The love they have for their superstar players is palpable.
When captain Virat Kohli emerges or responds to supporters, they go into
meltdown, and some passionate fans even burst into tears.
It is appreciated by the team, with opener Shikhar Dhawan
calling the support "tremendous" and teammate Krunal Pandya saying it
"definitely" feels like playing in India.
"When you have home support, the way they were
cheering, it is an added advantage," he said.
Cricket was brought to India by the British in the 1700s and
blossomed in the South Asian nation, said Australian sports historian Megan
Ponsford, the grand-daughter of renowned Australian batsman
Bill Ponsford, spent several years researching the team's first cricket tour to
India in 1935-36.
The Australians travelled there on a "goodwill"
trip to help the Indians build a team that crossed religions and cultures ahead
of their upcoming England tour.
The wildly-popular sport has since emerged as a key unifier
for the 1.25-billion strong population.
"In India there are so many different languages,
religions and cultures that it's the one thing that melds everyone
together," Melbourne-based fan Angadh Oberoi said.
"If it wasn't for cricket, it'd be a very divided
society, and it's something that, when the cricket's on... you don't have to
speak the same language, have the same religion.
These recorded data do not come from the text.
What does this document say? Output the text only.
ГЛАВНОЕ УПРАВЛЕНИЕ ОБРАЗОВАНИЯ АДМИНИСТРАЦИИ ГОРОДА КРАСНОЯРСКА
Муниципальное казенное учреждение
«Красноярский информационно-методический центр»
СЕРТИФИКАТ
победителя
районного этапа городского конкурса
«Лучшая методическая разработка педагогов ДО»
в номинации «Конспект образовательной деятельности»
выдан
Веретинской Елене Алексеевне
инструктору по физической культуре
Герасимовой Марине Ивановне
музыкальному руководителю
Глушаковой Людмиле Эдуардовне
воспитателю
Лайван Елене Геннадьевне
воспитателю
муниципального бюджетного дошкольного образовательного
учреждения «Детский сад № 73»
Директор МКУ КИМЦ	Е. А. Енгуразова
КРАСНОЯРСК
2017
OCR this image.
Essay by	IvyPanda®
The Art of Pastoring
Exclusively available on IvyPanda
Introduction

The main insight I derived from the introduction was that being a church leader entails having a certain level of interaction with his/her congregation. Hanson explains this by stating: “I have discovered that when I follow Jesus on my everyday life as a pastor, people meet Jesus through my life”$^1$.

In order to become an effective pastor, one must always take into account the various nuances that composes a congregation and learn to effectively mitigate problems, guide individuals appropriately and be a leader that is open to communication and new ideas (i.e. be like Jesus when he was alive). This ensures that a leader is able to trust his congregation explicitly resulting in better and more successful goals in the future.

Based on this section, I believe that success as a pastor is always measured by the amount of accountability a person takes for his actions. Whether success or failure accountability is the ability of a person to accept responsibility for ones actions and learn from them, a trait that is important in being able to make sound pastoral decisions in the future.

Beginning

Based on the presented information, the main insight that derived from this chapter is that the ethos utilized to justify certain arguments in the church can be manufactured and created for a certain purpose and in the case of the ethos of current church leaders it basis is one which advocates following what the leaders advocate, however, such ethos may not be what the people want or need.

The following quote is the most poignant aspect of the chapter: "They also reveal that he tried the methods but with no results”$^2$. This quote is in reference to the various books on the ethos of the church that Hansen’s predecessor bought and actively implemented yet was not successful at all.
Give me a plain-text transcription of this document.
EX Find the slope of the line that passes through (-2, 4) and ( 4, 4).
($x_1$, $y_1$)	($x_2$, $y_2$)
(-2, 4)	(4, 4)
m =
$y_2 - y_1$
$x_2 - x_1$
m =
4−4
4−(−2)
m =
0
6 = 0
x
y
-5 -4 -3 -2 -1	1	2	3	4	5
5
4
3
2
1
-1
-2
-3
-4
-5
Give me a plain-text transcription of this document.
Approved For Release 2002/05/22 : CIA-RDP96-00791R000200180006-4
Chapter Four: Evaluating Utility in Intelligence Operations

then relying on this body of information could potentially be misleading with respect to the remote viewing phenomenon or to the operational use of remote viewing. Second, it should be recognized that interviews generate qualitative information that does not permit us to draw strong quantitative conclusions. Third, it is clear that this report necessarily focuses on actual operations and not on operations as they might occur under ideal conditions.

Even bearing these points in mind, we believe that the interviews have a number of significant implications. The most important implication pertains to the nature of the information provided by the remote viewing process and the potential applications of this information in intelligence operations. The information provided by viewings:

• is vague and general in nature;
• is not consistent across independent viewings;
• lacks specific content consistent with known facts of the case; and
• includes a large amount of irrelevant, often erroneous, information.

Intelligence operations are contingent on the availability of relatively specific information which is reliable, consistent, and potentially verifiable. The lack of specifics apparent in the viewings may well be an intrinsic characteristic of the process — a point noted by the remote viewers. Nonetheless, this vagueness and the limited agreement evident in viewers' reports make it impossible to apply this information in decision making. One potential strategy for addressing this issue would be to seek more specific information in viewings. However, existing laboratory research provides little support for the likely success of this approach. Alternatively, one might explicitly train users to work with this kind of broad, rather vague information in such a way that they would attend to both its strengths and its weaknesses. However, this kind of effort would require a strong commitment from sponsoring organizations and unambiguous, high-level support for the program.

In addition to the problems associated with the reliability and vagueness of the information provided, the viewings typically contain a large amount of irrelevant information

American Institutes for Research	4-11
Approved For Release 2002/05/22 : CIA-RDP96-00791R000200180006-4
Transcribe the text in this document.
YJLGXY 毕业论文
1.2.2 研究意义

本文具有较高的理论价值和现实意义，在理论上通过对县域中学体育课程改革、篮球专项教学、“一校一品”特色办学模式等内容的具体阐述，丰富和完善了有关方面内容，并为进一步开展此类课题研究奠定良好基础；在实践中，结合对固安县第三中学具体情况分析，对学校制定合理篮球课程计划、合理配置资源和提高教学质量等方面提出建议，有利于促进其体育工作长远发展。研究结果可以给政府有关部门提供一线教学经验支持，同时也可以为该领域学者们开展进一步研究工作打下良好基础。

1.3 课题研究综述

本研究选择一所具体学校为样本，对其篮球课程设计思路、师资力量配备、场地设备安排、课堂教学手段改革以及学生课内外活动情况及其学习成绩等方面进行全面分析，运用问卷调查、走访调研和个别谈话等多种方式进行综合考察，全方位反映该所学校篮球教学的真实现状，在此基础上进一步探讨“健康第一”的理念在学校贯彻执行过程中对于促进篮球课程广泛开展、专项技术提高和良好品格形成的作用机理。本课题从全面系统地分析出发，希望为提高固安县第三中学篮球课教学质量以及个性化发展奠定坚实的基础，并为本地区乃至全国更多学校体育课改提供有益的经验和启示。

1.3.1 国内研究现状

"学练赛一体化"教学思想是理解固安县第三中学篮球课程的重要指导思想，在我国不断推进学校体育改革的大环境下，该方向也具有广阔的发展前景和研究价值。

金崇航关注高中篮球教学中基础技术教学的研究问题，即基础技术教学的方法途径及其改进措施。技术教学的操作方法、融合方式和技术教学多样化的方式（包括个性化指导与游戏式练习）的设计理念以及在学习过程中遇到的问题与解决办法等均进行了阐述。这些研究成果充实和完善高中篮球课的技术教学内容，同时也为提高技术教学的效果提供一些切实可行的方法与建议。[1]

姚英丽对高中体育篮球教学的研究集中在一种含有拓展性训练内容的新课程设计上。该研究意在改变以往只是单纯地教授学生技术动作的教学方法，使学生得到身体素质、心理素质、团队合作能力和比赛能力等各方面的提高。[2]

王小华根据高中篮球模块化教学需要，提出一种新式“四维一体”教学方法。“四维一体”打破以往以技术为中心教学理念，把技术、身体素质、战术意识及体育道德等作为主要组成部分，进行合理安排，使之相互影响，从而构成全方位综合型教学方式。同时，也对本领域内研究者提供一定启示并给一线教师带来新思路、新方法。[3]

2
We all get together to support
the one team."
The size of the crowds and their confidence in "Team
India" is also a reflection of the country's emergence as an economic and
cricketing powerhouse, Ponsford added.
A century ago, India was part of the British Empire and the
English controlled cricket.
Today, India is world cricket's financial powerhouse and
dominates the International Cricket Council, contributing 70 percent of its
In a meeting with Cricket Australia some years ago, Ponsford
said it acknowledged that the rivalry with India was more lucrative than with
traditional foes like England.
"It's important for the survival of Australian cricket
that they keep on playing India," she added.
Like any major rivalry, there's been testy times.
An infamous scandal in 2008, where Andrew Symonds accused
Indian spinner Harbhajan Singh of calling him a monkey, saw relations between
the foes hit rock-bottom.
There's been repeated bust-ups, most recently last year in
an ugly spat between then-skipper Steve Smith and Kohli.
And the upcoming blockbuster series could signal a new
chapter in their relations.
Smith and his deputy David Warner are serving bans over a
ball-tampering scandal, and the Australians have since introduced a new code of
conduct so they're less aggressive.
Meanwhile India - the number one Test side - are hoping for
their first-ever series win Down Under.
If they do succeed, it will be a big reward for the diehard
fans, whose regular chants of "we will win, we will win, India will
win" in Hindi at the games will become a reality.